OBJECTIVES: To evaluate the effectiveness of a mandatory product recall on the frequency of multiple mini-magnet ingestion at a large tertiary pediatric hospital, and to examine the morbidity and mortality associated with these ingestions.

STUDY DESIGN: In this retrospective chart review, we searched our institution's electronic patient record for patients aged <18 years who had been diagnosed with ingested magnetic foreign bodies between 2002 and 2015, a period that included the mandatory product recall. We compared the frequency and character of ingestions before and after the recall.

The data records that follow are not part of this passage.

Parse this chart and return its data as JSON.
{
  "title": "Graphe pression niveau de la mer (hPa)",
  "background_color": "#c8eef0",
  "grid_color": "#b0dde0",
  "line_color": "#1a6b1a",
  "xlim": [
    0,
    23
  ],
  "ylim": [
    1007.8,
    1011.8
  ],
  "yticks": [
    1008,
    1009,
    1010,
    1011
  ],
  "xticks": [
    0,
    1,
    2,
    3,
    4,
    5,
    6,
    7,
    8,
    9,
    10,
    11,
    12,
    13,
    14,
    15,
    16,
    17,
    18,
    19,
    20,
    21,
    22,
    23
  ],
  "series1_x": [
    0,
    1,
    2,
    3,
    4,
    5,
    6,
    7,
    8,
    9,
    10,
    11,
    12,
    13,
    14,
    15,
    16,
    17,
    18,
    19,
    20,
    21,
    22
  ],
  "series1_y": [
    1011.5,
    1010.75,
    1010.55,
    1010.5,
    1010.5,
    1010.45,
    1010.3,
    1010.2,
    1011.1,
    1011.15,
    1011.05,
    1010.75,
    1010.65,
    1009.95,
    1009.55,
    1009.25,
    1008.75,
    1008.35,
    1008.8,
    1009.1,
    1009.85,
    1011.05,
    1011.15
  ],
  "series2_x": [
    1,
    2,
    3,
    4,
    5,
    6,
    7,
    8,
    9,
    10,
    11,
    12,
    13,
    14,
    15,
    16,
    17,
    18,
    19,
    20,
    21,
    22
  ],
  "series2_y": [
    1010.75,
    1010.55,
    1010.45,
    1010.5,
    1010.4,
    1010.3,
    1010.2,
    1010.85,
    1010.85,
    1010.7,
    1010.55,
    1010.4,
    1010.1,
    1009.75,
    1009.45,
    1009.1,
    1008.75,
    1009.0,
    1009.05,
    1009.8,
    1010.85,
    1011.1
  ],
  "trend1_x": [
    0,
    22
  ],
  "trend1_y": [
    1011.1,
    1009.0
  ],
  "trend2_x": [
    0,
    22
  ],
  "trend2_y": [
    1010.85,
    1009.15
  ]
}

RESULTS: Comparing the postrecall years (January 1, 2014, to December 31, 2015) with the 2 years immediately preceding the recall year (January 1, 2011, to December 31, 2012) yields an incidence rate ratio of 0.34 (95% CI, 0.18-0.64) for all magnet ingestions and 0.20 (95% CI, 0.08-0.53) for ingestion of multiple magnets. Based on the Fisher exact test, the incidence of both magnet ingestion (P < .001) and multiple magnet ingestion (P < .001) decreased, and the morbidity associated with magnet ingestion decreased. There were no deaths in either study period.

CONCLUSION: There was a significant decrease in multiple mini-magnet ingestion following a mandatory product recall. This study supports the effectiveness of the recall, which should bolster efforts to keep it in place in jurisdictions where it is being appealed. More broadly, the result provides general evidence of a recall helping decrease further harm from a product that carries a potential hazard.